Rappelons que l’homme de 23 ans est décédé le 11 octobre 2005, écrasé par une machine dont le système d’arrêt automatique avait été débranché. L’enquête a démontré la responsabilité de l’entreprise, qui a plaidé coupable en décembre 2007.

« La Loi C-45 a instauré pour les entreprises une nouvelle obligation en santé et sécurité au travail, distincte de la Loi sur la santé et sécurité du travail du Québec », a expliqué à lesaffaires.com, Pierre Pilote, expert en droit du travail chez Gowlings. Il ajoute que cette loi présente dans le Code criminel canadien prévoit des peines plus sévères que son équivalente québécoise.

Les organisations reconnues coupables de l’infraction de négligence criminelle ayant causé la mort d’un travailleur peuvent recevoir des amendes dont le montant maximum est illimité. Elles peuvent également être tenues responsables de la négligence de leurs dirigeants. La loi québécoise prévoit quant à elle des peines maximales de 50 000$.

La Loi C-45 prévoit également des peines individuelles. Par exemple, un dirigeant coupable de négligence ayant causé des blessures avec lésion peut recevoir une peine de dix ans de prison. S’il y a décès, le dirigeant peut être emprisonné à perpétuité. La loi québécoise ne prévoit aucune peine d’emprisonnement.

Il n’y avait pas de dirigeants mis en cause dans le cas Transpavé.

La Loi C-45 créait lors de son entrée en vigueur un devoir légal pour les entreprises de prendre des «mesures raisonnables» pour assurer la sécurité des travailleurs.

La FTQ est néanmoins furieuse de cette sentence.

"Le procureur de la couronne a bâclé son travail dans le dossier Transpavé en décrivant la compagnie comme exemplaire en matière de santé et sécurité alors que les constats de la CSST se multipliaient. Justice éclairée n'a certainement pas été rendue face à ce tragique incident qui aurait pu être évité", a déclaré ce matin Michel Arsenault, président de la FTQ, en réaction à la sentence imposée à l'employeur.

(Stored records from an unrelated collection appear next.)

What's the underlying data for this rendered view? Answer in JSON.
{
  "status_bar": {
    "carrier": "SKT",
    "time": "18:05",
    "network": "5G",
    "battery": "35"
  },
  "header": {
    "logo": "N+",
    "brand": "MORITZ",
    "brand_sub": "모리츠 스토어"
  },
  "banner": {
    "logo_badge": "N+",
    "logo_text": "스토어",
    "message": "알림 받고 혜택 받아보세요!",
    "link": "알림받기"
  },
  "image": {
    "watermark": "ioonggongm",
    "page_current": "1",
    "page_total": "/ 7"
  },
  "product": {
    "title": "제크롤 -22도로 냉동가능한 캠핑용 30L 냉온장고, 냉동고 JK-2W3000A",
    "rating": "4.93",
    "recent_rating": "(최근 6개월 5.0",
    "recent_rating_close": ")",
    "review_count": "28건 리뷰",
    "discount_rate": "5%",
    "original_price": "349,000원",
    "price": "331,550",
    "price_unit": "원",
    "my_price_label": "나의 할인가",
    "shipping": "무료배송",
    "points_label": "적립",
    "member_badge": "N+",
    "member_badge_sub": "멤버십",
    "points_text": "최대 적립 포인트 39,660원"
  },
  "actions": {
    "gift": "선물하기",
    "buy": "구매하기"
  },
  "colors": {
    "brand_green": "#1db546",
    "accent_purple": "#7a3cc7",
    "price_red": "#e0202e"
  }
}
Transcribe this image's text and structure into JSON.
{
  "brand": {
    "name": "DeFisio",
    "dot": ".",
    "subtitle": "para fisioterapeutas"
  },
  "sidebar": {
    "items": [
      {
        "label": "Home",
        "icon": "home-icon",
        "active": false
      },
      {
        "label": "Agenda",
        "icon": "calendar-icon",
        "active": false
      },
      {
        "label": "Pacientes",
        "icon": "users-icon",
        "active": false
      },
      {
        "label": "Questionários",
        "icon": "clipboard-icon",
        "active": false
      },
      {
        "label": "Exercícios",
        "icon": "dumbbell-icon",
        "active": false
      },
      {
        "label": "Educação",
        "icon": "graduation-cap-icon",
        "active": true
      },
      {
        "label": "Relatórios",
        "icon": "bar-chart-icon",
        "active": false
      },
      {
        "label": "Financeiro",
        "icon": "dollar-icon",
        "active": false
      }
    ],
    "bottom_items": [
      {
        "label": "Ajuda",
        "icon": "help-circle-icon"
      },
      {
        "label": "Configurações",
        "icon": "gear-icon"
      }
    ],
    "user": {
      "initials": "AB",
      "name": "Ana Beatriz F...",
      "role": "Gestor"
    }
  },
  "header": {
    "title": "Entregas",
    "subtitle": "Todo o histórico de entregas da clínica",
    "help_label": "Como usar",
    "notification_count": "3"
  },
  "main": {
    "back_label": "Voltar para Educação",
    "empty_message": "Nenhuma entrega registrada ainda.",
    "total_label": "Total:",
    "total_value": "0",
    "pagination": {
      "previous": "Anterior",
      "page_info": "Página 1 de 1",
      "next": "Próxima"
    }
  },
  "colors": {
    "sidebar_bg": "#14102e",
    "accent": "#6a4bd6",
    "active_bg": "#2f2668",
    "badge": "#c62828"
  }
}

"Nous maintenons que des accusations criminelles doivent toujours être portées personnellement contre les dirigeants de Transpavé et non pas seulement contre l'entité corporative."

"Un rapport de la CSST nous révèle que ce sont des individus qui ont décidé de désactiver le mécanisme qui aurait permis de sauver la vie du jeune Steve L'Ecuyer et non pas un numéro de compagnie", a ajouté Michel Arsenault.

"Malgré la condamnation de la compagnie à 110 000 dollars, ses dirigeants considèrent toujours la santé et la sécurité des employés comme un irritant, comme un frein à la profitabilité des opérations. Seule une sentence exemplaire qui leur serait imposée personnellement pourrait leur faire comprendre à eux et à d'autres la valeur d'une vie. On ne se retrouverait peut-être pas à 200 travailleurs morts au travail a chaque année", a conclu le président de la FTQ qui doit étudier avec les conseillers juridiques les suites à donner à ce dossier."

Transpavé réagit
À la suite du prononcé de la sentence, Transpavé a réagi par communiqué:

Transpavé inc. a pris acte de la sentence que l'honorable juge Paul Chevalier, de la Cour du Québec, a rendue ce matin, à la suite des représentations sur sentence qui ont été faites le 26 février dernier ainsi que du plaidoyer de culpabilité que la compagnie avait enregistré, le 7 décembre 2007.

Comme elle l'a fait jusqu'à ce jour avec toutes les autorités concernées, la compagnie se soumettra au jugement du tribunal et respectera sa décision de lui imposer une amende de 100 000 $ et une suramende de 10 000 $.

De plus, Transpavé s'en tiendra à cette seule et unique déclaration :

"Transpavé inc. réitère d'abord ses regrets les plus sincères aux membres de la famille L'Ecuyer.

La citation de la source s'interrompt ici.